Julia Worthington has been a fundraiser for over 17 years and now runs her own consultancy. Operating in a number of positions for a variety of organisations, including as a fundraising volunteer for National Childbirth Trust, a sole fundraiser for The Railway Children and for The Prince's Trust. Julia is also a Trustee of an Academy High School.
Julia's experience has built up an extensive range of expertise and knowledge, as well as understanding of exactly how not-for-profit organisations work and the importance of great relationships with the supporters of your organisation, whether they are donors, volunteers or clients.
What are the unique challenges for CEOs of small charities?
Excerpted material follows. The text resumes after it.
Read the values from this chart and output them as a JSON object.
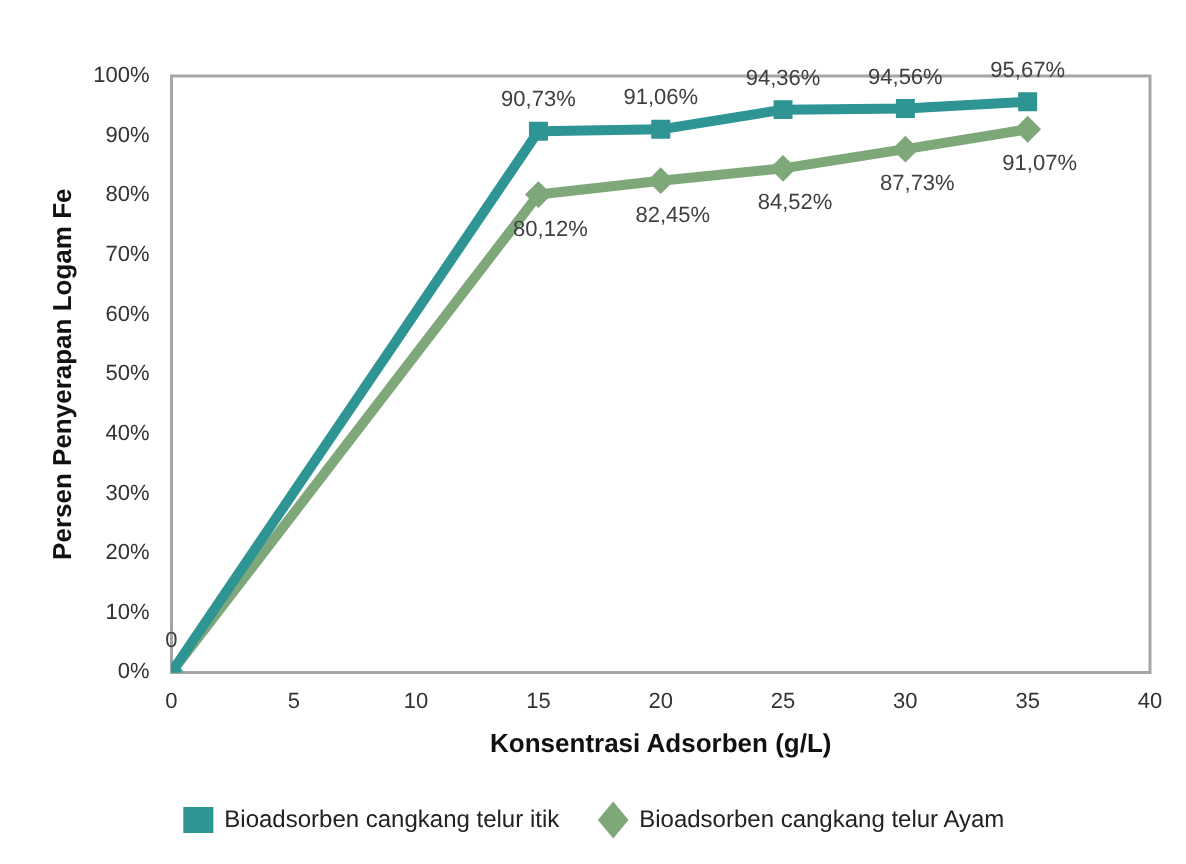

I work with a lot of charities through the Lloyds Foundation; some of them as small as £250k turnover. The main thing is resource. I appreciate that bigger charities are under pressure as well, but as CEO of a small charity you have to do absolutely everything. I was sat in a meeting with one particular guy when his phone went; he rooted in his drawer, got out a toolbox and went to fix a leaky toilet! Whatever needed doing had to be done quickly and there was no one else to do it; he didn't have facilities management on site.
There is so much to think about: compliance, GDPR, recruitment, staff management, writing your own grant applications. CEOs of small charities have so many different things pulling them in different directions, which makes it really difficult to plan long-term.
For aspiring CEOs of small charities, what are the key attributes and skills it takes to be successful?
It's a bit like being a GP or a General Practitioner. You need to do a bit of everything and be very good at spinning multiple plates. Being a generalist is a vastly undervalued skill. You meet many people who can't do that and can only focus on one area at any one time. Having the breadth and depth to be analytical as well as a people person; being strategically minded and able to deliver operationally.
For some CEOs of small charities, the challenge can be that the only way to achieve is to be very controlling and that doesn't work well for the team. It needs to be a careful balance between knowing what's going on, but empowering your team to get on with it. They need to feel that the Chief Exec has got their back, whilst also being able to make some mistakes because that's how we all learn. I have seen a couple of CEOs where that is a real issue for them and they just can't relinquish control.
Also, having trustees who are prepared to take some calculated risks is absolutely essential for small charities. If you have completely risk-adverse trustees, both you and they will both be stuck with no possible way to move forward.
Find a mentor, someone who has been there and done it, the IoF offers mentoring through their buddying scheme, and its free. People like me offer coaching and mentoring, coaching can be helpful as it challenges the individual as opposed to mentoring where the mentor offers their experience, it's a subtle difference but can mean profound changes to the way you think and work.
How can small charities futureproof in an ever changing charity landscape?
It is actually really difficult to futureproof. Thinking about Brexit, 18 months ago people would have said it won't happen. Then when it did happen, could anyone have predicted what that meant with the fall in the pound? How that would affect the confidence that businesses have, which affects our fundraising? There are so many different aspects to consider.
What works in all circumstances is good governance, alongside trustees with a variety of skills. These are the cornerstones and foundations from which everything else grows. There needs to be a proper skills audit so you know what you need. One aspect of good governance is having terms of reference for your trustees, which in turn means your trustees are with the charity for a fixed term and then move on, this way you always have fresh ideas, views and skills. This one small change can make a huge difference.
There needs to be a business strategy to ensure you know where you are going. Again, that can be difficult because we measure our fundraising on a year's performance. Dan Pallotta (TEDEx speaker and fundraising expert) often says that we are working with one hand tied behind our back, and I would agree with that. If you look at businesses, they work on 3-5 year plans and can operate at a loss for the first couple of years, providing they turn a profit by the third. We have to turn a profit on day 1 so that we can pay our staff and help our beneficiaries. The way we are judged is very different to the commercial world, which is why a robust business plan is even more important so that you know where you are aiming to be in 3 and 5 years' time.
Review the plan regularly in light of Brexit or cutbacks by the local authority. Have diverse income streams and don't just rely on one income source. Lots of charities have been caught short by funding cuts from the council, even when the warning signs were there. If you know you have a contract for the next three years, start looking now at bringing money in from regular givers, major donors, corporates, grants because it will take time to develop fundraising relationships. Start now!